TEMPO.CO, Jakarta - Lembaga HAM Human Rights Watch atau HRW menggambarkan perundingan antara perwakilan etnis Rohingya dan delegasi Myanmar, mengecewakan. HRW menyebut perundingan itu gagal meyakinkan para pengungsi Rohingnya agar mau pulang ke Mynamar dengan aman.
Dikutip dari aa.com.tr, Kamis, 1 Agustus 2019, perundingan itu dimulai pada awal pekan ini di Cox’s Bazar, Bangladesh yang fokus membahas repatriasi etnis Rohingnya.Diantara 10 delegasi Myanmar yang hadir adalah Menteri Luar Negeri Myanmar MyintThu.
MeenakshiGanguly, Direktur HRW wilayah Asia Selatan mengatakan delegasi Myanmar telah dipersenjatai dengan sejumlah pakta dan brosur untuk membujuk para pengungsi pulang ke Myanmar karena saat ini situasi diklaim sudah aman.
"Mereka bahkan tak menggunakan istilah Rohingnya," kata Ganuly.
Sebelumnya Menteri Luar Negeri RI Retno Marsudi disela-sela pertemuan para Menteri Luar Negeri ASEAN atau AMM 2019, mengangkat isu yang terjadi pada masyarakat etnis Rohingnya di negara bagian Rakhine, Mynamar. Retno menyoroti pentingnya repatriasi atau pemulangan etnis Rohingnya yang berlindung ke Bangladesh untuk dipulangkan ke Rakhine, namun keamanan tetap diutamakan.

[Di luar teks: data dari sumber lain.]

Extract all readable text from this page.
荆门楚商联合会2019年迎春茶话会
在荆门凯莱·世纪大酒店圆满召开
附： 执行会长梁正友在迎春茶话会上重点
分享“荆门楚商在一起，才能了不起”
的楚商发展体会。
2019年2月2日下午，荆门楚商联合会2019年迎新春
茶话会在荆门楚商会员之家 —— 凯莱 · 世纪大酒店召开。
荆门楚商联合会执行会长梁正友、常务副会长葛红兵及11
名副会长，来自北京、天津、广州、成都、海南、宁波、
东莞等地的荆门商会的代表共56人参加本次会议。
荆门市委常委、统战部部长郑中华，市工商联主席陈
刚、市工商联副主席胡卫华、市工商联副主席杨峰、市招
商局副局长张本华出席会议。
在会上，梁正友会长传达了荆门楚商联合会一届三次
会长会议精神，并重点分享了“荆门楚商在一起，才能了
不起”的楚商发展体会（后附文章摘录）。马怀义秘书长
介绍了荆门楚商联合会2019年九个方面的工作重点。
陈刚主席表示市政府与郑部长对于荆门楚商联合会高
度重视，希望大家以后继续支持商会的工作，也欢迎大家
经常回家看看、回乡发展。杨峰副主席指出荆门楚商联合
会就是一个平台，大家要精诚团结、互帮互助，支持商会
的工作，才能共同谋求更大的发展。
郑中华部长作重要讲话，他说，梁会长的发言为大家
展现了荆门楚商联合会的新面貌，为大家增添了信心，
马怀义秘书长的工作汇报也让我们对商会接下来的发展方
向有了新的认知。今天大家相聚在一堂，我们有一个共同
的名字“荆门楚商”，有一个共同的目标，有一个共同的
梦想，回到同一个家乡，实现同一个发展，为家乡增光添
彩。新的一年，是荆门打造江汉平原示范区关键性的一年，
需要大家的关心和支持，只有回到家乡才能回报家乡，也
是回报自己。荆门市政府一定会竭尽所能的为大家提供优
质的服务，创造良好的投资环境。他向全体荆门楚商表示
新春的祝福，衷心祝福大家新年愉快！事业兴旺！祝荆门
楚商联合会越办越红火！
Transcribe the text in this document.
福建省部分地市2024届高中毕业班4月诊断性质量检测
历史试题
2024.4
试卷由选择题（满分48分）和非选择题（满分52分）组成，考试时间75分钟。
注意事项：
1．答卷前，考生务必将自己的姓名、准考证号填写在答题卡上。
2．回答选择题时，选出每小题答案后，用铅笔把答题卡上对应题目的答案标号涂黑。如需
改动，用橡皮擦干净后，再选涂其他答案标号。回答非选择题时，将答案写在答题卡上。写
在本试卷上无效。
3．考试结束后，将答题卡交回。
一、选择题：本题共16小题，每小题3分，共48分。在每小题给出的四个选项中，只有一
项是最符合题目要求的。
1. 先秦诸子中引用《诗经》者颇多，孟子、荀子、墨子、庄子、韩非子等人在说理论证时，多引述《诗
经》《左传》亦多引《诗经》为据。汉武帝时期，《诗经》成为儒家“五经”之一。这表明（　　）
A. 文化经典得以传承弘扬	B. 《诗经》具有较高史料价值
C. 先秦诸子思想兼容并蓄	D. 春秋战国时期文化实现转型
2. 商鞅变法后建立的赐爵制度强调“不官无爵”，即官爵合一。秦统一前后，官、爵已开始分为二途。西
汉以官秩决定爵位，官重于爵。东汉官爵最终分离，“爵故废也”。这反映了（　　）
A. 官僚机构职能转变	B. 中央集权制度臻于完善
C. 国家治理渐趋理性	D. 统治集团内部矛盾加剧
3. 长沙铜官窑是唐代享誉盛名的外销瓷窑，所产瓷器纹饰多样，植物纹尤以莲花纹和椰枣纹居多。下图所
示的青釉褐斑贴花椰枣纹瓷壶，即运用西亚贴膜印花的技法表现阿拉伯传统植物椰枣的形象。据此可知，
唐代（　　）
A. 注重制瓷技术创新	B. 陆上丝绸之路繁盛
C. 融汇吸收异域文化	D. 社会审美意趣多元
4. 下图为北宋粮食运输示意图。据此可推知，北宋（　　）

Kementerian Luar Negeri dalam keterangannya menyebut Menlu Retno pada Kamis, 1 Agustus 2019 telah melakukan komunikasi lewat telepon dengan utusan khusus PBB untuk Myanmar, Christine Schraner Burgener. Burgener melihat Indonesia memiliki komitmen yang sangat tinggi untuk ikut membantu menyelesaikan masalah ini.
"Dalam pembicaraan tadi kami meliat pentingnya repatriasi. Namun kami juga meliat bahwa isu mengenai masalah keamanan sangat penting untuk dijaminkan," kata Retno.
Menteri Luar Negeri RI, Retno Marsudi tiba di Bangkok, 29 Juli 2019, untuk menghadiri pertemuan tingkat tinggi para menteri luar negeri ASEAN pada 30 Juli - 2 Agustus 2019. Sumber : dokumen kementerian luar negeri RI.
Menurut Retno, pemerintah Myanmar harus memberikan jaminan keamanan sebelum repatriasi dilakukan.
Sebelumnya pada November 2018, pengungsi Rohingya di Bangladesh berunjuk rasa menentang rencana repatriasi. Walhasil, rencana repatriasi pertama pada Kamis 15 November 2018 ditunda karena pengungsi tidak ada yang mau kembali ke Rakhine.
Penundaan menjadi kemunduran besar bagi kesepakatan Bangladesh-Myanmar untuk menyelesaikan salah satu krisis pengungsi terbesar di dunia. Para pejabat di kedua belah pihak saling menyalahkan karena kurangnya kemajuan pada rencana bilateral yang telah disepakati pada akhir Oktober.
Repatriasi telah ditentang oleh para Rohingya di kamp-kamp perlindungan di Bangladesh dan badan pengungsi dari Amerika Serikat serta lembaga kemanusiaan lainnya. Mereka takut akan keselamatan pengungsi Rohingya di Myanmar saat kembali nanti.